Speaking at an Institute of Government event yesterday, Mr Fox said ongoing uncertainty over Britain’s membership of the customs union was hampering his efforts to strike deals with non-EU countries after Brexit. He also warned he would quit his post in the event that Mrs May signs Britain up to a permanent customs union, as advocated by Labour leader Jeremy Corbyn. Stressing the need for a deal over future EU customs to be “done and dusted” by the next general election, currently fixed for 2022, he added: “There would be a major disincentive for other countries to want to negotiate with us in a period where they didn’t know when the end of our customs union with the European Union would be, and it’s likely therefore, we would delay those discussions.
“That’s not something I want to see.”
Speaking subsequently on BBC Radio 4’s Today programme, Mr Fox said he did not believe MPs would accept the Government entering into a permanent customs union with the EU after Brexit in any case.
He added: “I don’t think Parliament would actually accept the concept of a permanent customs union for a whole range of reasons that I’ve set out – and I don’t think it would be acceptable inside the Conservative Party.
“Of course we do have a temporary customs union inside the implementation period, that is already accepted, but one of the reasons that we embarked on this particular process was so that we would be out of these arrangements by the time we got to the next general election.”
Dr Fox said the Government would do “everything possible” to avoid a no deal border between Northern Ireland and Ireland and “uphold the Good Friday Agreement”.
He said: “In a no-deal scenario, the UK Government is committed to entering into discussions urgently with both the European Commission and the Irish governments to agree a long term.”
Asked whether Theresa May should set a departure date, he said: “I don’t know because I can’t speak for the individual MPs involved and whether they think that is a determining step in the process, but we certainly need to get the argument across to the whole of the House of Commons that at the referendum almost three years ago they were given an instruction by voters – why have they not carried it out?”
Speaking in October, Victoria Hewson, senior counsel with the International Trade and Competition Unit at the London-based think tank the Institute of Economic Affairs, told Express.co.uk Mr Fox’s job was becoming “increasingly difficult” as the process of Brexit dragged on.
She explained: “What he is possibly trying to do is get out there and make the case and show the opportunities there are when and if the UK is free to do trade deals.
“However, it’s hard to know how long they will have to wait.
“These things take time but if we had a end date and knew when this would be coming to a conclusion, I think most countries would probably bear with that.
“I think in this case it is certainly about how long it takes to get there.

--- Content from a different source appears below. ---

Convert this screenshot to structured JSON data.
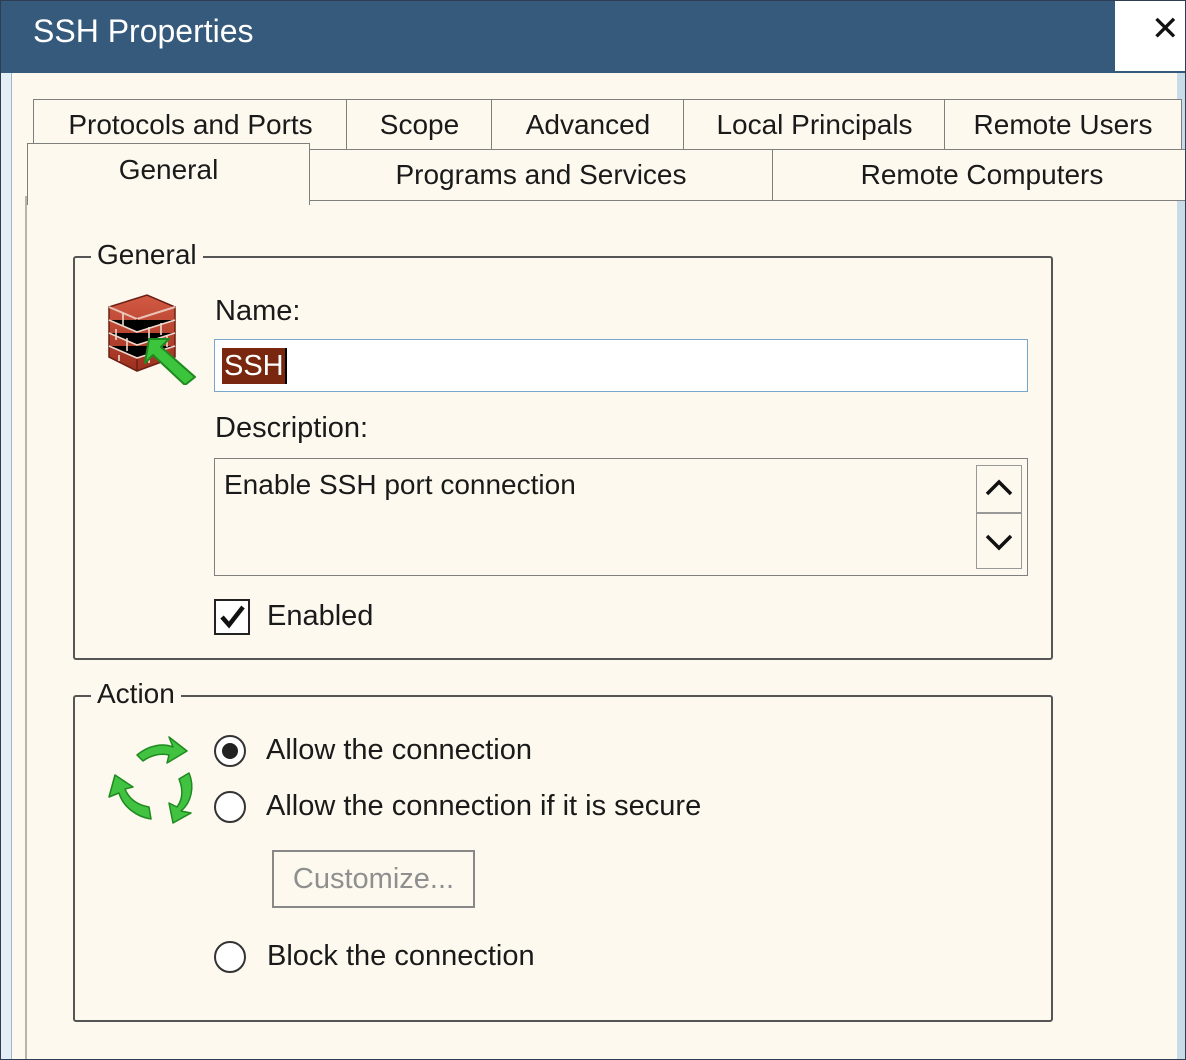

“The uncertainty is a drag on morale.”
Meanwhile a Westminster source suggested even Brexit-backers such as Mr Fox had come under increasing pressure from the eurosceptic European Reform Group (ERG) for perceived compromises over the course of the last six months.
He added: “He is undoubtedly in a very difficult position.”
Their comments came in the week Mr Fox himself voiced his support for Mrs May.
Speaking in New York, he insisted she would be the UK Prime Minister who “leads us out of the European Union at the end of March 2019”.